Monday, 23 March 2009

Man hands on misery to man

Sylvia Plath's and Ted Hughes's son, Nicholas, has killed himself. We don't know the complexities of his life, but he couldn't have had the best of starts - mother killed herself when he was one year old. This seems to sum it up:

They fuck you up, your mum and dad.
They may not mean to, but they do.
They fill you with the faults they had
And add some extra, just for you.

But they were fucked up in their turn
By fools in old-style hats and coats,
Who half the time were soppy-stern
And half at one another's throats.

Man hands on misery to man.
It deepens like a coastal shelf.
Get out as early as you can,
And don't have any kids yourself.

Philip Larkin, 'This Be The Verse'.

2 comments:

Anonymous said...

How depressing.
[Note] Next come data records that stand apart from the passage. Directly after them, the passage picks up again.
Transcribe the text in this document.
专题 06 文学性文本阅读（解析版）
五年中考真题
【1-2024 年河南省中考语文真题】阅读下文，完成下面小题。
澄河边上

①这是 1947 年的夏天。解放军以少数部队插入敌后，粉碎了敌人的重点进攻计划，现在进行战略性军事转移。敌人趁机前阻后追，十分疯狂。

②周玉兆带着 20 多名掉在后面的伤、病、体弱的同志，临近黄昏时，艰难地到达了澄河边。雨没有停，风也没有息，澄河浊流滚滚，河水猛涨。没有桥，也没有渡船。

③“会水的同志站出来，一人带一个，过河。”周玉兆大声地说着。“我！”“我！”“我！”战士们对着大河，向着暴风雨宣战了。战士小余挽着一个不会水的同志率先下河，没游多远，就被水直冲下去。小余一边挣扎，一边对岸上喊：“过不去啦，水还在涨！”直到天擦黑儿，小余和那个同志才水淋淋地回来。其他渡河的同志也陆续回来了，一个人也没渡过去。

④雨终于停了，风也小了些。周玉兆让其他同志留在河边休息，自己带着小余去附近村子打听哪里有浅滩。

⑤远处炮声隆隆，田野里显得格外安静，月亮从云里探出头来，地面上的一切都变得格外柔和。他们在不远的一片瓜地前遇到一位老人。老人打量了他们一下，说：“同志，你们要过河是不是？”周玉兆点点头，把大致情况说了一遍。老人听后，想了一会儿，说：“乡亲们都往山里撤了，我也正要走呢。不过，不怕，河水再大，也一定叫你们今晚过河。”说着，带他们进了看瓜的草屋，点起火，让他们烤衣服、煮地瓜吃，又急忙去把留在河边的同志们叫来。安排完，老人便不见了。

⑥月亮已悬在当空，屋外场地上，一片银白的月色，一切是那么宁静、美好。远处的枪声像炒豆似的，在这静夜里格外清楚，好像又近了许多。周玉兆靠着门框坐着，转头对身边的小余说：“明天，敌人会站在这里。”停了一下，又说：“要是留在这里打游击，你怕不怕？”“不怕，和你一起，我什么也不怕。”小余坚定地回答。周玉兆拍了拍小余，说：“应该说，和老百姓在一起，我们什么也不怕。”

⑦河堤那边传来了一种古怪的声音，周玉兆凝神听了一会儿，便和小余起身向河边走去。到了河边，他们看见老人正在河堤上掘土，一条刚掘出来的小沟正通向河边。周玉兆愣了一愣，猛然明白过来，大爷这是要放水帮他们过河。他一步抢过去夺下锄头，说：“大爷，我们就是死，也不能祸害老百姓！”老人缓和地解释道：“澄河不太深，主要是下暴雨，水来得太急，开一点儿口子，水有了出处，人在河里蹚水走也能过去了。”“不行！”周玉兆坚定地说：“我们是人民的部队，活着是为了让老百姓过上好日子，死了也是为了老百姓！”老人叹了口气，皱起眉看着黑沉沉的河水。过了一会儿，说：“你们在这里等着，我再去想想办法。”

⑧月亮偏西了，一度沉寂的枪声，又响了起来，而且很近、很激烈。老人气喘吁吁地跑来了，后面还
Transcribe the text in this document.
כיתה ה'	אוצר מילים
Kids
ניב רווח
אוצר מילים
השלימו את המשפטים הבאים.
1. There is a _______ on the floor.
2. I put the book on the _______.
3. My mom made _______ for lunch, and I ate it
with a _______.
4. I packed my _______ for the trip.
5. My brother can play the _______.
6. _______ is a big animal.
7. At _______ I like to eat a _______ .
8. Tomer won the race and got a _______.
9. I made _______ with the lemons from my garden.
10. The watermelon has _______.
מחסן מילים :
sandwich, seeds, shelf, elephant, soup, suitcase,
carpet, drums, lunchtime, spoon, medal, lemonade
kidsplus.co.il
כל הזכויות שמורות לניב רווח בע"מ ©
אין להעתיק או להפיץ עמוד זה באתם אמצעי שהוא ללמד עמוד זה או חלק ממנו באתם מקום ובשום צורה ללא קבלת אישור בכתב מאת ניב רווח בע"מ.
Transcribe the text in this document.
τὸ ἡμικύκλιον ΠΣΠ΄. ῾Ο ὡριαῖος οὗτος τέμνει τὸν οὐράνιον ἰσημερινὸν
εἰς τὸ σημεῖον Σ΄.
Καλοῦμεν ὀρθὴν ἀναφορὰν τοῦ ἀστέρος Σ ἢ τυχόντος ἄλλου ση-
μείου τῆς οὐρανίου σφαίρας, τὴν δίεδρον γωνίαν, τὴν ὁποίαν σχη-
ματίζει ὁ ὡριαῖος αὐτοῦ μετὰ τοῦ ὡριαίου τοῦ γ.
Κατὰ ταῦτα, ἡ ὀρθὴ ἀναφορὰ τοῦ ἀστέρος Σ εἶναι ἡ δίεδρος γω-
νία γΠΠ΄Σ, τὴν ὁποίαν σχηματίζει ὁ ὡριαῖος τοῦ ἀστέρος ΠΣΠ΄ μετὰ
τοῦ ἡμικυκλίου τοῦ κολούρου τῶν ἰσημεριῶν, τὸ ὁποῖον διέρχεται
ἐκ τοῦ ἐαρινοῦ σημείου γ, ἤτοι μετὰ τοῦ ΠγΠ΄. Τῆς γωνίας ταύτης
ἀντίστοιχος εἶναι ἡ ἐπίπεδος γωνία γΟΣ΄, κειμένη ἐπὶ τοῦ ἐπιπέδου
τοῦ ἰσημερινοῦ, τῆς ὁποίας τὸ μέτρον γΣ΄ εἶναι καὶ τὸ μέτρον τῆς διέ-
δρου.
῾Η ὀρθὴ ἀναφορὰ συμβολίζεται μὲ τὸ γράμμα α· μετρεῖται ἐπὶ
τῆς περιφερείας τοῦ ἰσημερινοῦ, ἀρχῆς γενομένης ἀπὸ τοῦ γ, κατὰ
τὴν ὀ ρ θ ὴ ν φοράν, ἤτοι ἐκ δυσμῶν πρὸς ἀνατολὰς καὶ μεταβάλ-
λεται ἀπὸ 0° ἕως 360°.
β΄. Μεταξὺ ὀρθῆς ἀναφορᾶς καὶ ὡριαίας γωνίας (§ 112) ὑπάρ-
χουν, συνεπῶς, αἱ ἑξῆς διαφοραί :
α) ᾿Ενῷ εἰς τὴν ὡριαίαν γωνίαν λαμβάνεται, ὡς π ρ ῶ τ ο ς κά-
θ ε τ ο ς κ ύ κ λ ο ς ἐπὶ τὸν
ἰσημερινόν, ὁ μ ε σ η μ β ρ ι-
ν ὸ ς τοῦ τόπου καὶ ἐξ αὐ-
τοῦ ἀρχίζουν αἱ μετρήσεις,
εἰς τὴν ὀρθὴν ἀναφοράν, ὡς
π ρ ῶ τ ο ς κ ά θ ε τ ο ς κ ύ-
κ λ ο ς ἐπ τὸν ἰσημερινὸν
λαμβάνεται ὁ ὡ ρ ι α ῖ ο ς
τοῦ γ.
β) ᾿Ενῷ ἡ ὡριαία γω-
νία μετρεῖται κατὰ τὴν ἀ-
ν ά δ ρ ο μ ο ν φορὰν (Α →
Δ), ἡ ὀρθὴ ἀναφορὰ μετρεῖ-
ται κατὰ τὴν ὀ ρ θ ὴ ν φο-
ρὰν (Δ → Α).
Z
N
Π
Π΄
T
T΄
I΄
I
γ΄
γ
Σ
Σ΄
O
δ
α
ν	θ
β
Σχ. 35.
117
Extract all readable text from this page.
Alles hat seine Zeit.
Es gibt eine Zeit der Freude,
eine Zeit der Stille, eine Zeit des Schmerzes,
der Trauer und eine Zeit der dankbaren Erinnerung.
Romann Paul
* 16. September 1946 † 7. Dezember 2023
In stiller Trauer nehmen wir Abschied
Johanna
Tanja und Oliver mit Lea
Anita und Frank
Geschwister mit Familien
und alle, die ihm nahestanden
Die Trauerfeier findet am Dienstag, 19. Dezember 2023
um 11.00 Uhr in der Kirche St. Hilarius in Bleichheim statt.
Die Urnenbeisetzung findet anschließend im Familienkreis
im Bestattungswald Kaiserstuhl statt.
Is it too absurd to suggest that people should take some responsibility for their own lives without blaming their parents?

The Plashing Vole said...

I think Larkin did take responsibility for his own life - and it is a dark poem - but it's hard not to agree that one's parents are, for better or worse, the primary influence on one's development.

Also, the second and third stanza makes it clear that the narrator isn't exempt and that his parents aren't specifically to blame ('they were fucked up in their turn' and 'man hands on misery to man'). In his depressing weltanschauang, it's a cultural problem.